Luna tenía veinte años cuando conoció Lima o, más bien dicho, cuando por primera vez la olfateó y le pareció que hedía a agua empozada y sangre (años más tarde, con estupor, encontraría ese mismo tufo en las páginas de Conversación en la catedral).
El avión de Air France aterrizó a las siete de la noche de un viernes de mayo. Casi una hora le llevó pasar migración y aduana, antes de aparecer en el hall de llegada que era un espacio cercado de vallas como una frontera, donde los pasajeros desaparecían englutidos por abrazos y llantos, propuestas de taxis, cartelillos anunciando hoteles y nombres de viajeros.

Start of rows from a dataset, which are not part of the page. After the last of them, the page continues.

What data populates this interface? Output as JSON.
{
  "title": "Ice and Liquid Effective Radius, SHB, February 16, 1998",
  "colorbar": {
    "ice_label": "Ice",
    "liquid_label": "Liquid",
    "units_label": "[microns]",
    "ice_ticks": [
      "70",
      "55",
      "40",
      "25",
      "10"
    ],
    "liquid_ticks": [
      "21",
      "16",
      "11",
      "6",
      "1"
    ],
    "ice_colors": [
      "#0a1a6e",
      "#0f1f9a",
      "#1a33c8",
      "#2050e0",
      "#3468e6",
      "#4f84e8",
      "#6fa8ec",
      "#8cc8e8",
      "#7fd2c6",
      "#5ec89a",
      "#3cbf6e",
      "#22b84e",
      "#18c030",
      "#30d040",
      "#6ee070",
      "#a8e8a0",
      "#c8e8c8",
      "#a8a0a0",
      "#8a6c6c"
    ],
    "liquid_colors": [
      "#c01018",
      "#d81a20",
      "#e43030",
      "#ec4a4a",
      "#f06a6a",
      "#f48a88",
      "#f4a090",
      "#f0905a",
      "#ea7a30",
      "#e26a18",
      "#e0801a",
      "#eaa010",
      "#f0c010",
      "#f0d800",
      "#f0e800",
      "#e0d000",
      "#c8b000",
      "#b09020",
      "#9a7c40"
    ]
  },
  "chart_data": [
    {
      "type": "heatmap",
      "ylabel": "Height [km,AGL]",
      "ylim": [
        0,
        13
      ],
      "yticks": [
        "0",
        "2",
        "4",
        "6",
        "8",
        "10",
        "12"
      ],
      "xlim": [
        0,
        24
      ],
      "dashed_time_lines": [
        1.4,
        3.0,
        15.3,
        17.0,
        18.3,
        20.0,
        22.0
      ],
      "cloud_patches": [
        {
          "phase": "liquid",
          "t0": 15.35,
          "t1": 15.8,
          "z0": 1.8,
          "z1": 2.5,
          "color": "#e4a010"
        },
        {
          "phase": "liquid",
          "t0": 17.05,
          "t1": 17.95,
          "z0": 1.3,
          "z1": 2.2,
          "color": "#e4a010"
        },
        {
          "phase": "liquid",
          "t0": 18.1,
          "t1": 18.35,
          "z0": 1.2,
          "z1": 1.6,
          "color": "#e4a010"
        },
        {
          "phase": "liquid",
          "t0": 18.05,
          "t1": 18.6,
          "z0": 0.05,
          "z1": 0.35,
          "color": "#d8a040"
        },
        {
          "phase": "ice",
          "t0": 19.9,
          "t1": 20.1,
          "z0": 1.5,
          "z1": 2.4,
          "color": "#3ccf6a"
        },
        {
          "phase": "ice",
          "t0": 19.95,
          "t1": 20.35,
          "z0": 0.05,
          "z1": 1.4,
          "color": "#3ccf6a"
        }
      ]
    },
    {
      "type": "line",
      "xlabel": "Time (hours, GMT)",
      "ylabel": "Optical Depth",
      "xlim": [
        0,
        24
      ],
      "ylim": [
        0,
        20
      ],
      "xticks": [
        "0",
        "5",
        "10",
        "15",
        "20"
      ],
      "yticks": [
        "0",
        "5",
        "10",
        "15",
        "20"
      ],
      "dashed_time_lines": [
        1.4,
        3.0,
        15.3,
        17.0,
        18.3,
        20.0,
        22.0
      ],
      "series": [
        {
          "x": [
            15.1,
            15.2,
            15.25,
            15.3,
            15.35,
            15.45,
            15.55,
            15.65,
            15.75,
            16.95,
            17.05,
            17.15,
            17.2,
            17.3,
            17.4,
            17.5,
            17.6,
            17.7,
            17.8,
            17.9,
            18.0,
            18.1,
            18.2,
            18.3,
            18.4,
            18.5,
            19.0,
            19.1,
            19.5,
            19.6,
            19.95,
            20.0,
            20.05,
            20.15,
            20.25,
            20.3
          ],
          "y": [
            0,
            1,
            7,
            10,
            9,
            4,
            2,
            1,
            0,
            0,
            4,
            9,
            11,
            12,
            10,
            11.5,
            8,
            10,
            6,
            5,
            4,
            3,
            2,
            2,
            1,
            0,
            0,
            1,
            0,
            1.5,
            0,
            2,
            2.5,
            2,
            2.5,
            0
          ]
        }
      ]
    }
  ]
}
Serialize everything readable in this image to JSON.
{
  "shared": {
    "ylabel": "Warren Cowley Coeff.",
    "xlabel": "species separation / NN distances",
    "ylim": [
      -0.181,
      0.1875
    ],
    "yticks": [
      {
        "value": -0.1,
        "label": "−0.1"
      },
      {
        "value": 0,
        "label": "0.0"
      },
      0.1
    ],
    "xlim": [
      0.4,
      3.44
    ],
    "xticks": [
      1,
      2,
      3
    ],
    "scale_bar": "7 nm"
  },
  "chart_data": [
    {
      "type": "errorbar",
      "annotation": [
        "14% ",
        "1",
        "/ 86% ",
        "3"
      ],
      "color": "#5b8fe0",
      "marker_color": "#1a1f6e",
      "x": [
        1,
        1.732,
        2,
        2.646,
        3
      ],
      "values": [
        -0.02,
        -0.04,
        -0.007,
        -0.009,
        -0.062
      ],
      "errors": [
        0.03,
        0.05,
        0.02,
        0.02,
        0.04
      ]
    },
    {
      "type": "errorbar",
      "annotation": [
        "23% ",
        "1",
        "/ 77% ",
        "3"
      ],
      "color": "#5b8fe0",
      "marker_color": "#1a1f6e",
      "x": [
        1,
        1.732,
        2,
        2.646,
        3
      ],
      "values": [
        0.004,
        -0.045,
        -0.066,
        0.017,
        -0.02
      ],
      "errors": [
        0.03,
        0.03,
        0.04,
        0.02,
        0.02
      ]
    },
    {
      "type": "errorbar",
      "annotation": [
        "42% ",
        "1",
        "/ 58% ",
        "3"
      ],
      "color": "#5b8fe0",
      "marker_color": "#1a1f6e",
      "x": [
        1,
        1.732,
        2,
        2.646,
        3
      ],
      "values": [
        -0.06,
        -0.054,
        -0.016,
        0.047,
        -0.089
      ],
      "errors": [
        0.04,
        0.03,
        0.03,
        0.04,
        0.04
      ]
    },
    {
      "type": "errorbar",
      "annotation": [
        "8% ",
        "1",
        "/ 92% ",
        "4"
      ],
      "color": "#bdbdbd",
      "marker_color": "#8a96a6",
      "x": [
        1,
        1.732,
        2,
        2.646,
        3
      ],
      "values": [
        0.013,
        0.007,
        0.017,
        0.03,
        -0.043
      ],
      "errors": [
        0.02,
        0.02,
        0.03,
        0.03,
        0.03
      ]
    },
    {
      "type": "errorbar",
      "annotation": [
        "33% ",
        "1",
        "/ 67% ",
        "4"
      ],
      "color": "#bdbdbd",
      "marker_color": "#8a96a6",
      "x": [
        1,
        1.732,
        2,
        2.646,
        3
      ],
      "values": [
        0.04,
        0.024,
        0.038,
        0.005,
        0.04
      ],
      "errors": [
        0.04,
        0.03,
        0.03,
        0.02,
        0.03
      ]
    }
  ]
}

En medio de ese caos, sus ojos celestes buscaron hasta hallar el cartelito manuscrito con su nombre. Hacia allá se encaminó empujando un coche con sus dos maletas. Un trío de comegatos sonreídos se las cargaron al hombro y presurosos se encaminaron, seguidos por ella, fuera del aeropuerto. En una fangosa calle aledaña les esperaba un auto con pinta de yate recuperado de aguas submarinas.
En total eran cuatro comegatos gordos, retacos, un tanto borrachos. El uno, que tenía cara de gato viejo, se puso al volante, los otros se sentaron en la banca trasera, y Luna, en el asiento del muerto. ¿Y cómo quedó La Flaca?, le preguntó el chofer. Muy bien, respondió, les envía muchos saludos, además, unos regalos.
Aunque nadie le escuchó porque el coche tenía las latas flojas, el escape roto y la radio llena de estridentes huainitos. La verdad, era mentira lo que venía de comentar, pues, a la tal Flaca no le conoció sino vía mensajes en WhatsApp, y los regalos se los trajo ella como gratitud por recibirla. ¿Puedo fumar?, preguntó más bien con gestos. Los comegatos de atrás se rieron y le pidieron cada uno un cigarrillo.
El resto del viaje ya nadie habló porque el chofer alzó el volumen y se concentró en la ruta, ya que los faros no funcionaban. Por su lado, Luna, con la cara metida en el viento, se sumergió en el oscuro paisaje de viviendas miserables salpicadas de luces y en las súbitas siluetas de zombis caminando de ida o de regreso por los flancos de la ruta. Hasta que se quedó dormida.
Diez horas más tarde un muchacho encapuchado le sacudió el hombro. Luna abrió los ojos y lo vio sin entender nada. Creí que estabas muerta, le dijo. Luna se palpó el rostro, se vio las manos, los pies descalzos y más al fondo un reguero de casuchas hundidas en un infinito desierto. Intentó erguirse, pero sintió dolor por todas partes, en especial en su bajo vientre.
¿Dónde estoy? ¿Quién eres tú? Yo, soy el Gato Félix, le dijo desde el fondo de la capucha. ¿Qué me pasó?, preguntó gateando y poniéndose de pie. Te borraron con burundanga. ¿Y mi equipaje? ¿Mis documentos?, preguntó, hurgándose en los bolsillos de su jean, donde no encontró sino una triturada cajita de chicles. Pero yo estaba en el auto de los primos de una amiga. Aquí todos somos primos de tu amiga, dijo, subiéndose en una destartalada bicicleta. Te saco de aquí, si quieres, más tarde esto se llena de gatos.